Tuesday, February 27, 2018

Pemerintah Jalin Kemitraan dengan Penyedia, Agus Prabowo: Hidup Ini Adalah Jual-Beli Kepercayaan

Perubahan tren pengadaan pemerintah dari lelang menjadi e-purchasing tak menyurutkan oknum-oknum tertentu untuk melakukan praktik kecurangan. Meski ada perubahan dalam proses bisnis pengadaan, modifikasi atas modus-modus kecurangan melalui e-purchasing nyatanya masih dapat menjadi celah untuk melakukan praktik kejahatan.

Direktur Penanganan Permasalahan Hukum Setya Budi Arijanta mengungkapkan, praktik ijon yang sering kali ditemukan pada proyek-proyek lelang saat ini bahkan telah dimodifikasi dalam bentuk pemberian ongkos klik. Praktik kecurangan seperti ini dilakukan oleh penyedia untuk memuluskan kesepakatan transaksi pengadaan melalui e-purchasing.

“Kemarin kalau lelang ‘kan ada susu segar, sumbangan sukarela, setengah nggarong. Sekarang sandinya beda, ongkos nge-klik,” ujar Setya saat menjadi pembica pada acara bertajuk “ Membangun Partisipasi Dunia Usaha dalam Menata Pasar Pengadaan yang Bebas Korupsi” beberapa waktu yang lalu, di kantor LKPP.

Beberapa oknum PPK, bahkan, memberikan tekanan (intimidasi) secara tidak langsung dengan ancaman pembatalan transaksi atau mem-blacklist perusahaan yang tidak memberikan ongkos klik. Modus-modus kecurangan seperti ini pada akhirnya mendorong penyedia untuk mengikuti praktik kecurangan.

Dalam proses prakatalog, misalnya, penyedia yang terlibat dalam permainan kotor berkecenderungan melakukan mark-up pada proses negosiasi harga. Pada beberapa kasus, penyedia bahkan berupaya mendapatkan nilai keuntungan yang tinggi dengan memalsukan bukti-bukti struktur harga. Hal ini, menurut Setya, dapat berupa tindakan memanipulasi data ongkos produksi maupun pajak impor barang (PIB).

“Nah, PIB-nya nipu tadi tuh. Kenapa nipu? Karena ada spare untuk ongkos nge-klik, spare untuk ijon,” ungkap Setya.

Selain itu, beberapa oknum penyedia pun masih melakukan kecurangan dalam hal kodifikasi produk.

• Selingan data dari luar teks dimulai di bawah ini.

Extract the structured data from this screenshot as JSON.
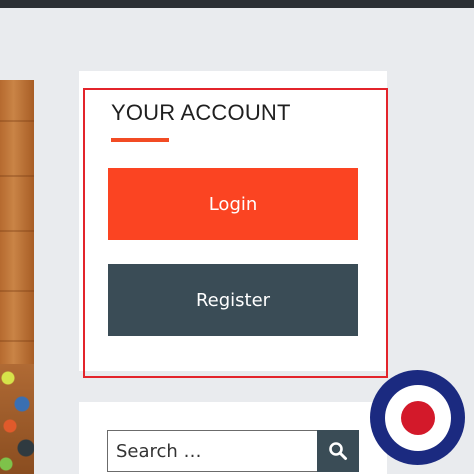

Tindakan koruptif ini dilakukan oleh penyedia online shop dengan menerapkan selisih harga pada produk-produk  sejenis yang telah diatur kodifikasinya. Hal ini menyebabkan dua produk sejenis yang tayang di katalog seolah-olah merupakan produk yang berbeda.

“Barang yang sama itu dikodifikasi berbeda, ditambahani (a) atau titik (a), padahal sebenarnya laptop merek ini speknya sama,” imbuhnya.

Nahasnya lagi, pihak penyedia tidak melulu jujur dalam melayani pengadaan pemerintah. Setya menuturkan bahwa beberapa penyedia mengirimkan barang yang tidak sesuai dengan spesifikasi produk yang dipesan. Bahkan, oknum penyedia berusaha mengelabui PPK dengan menempelkan stiker palsu pada produknya.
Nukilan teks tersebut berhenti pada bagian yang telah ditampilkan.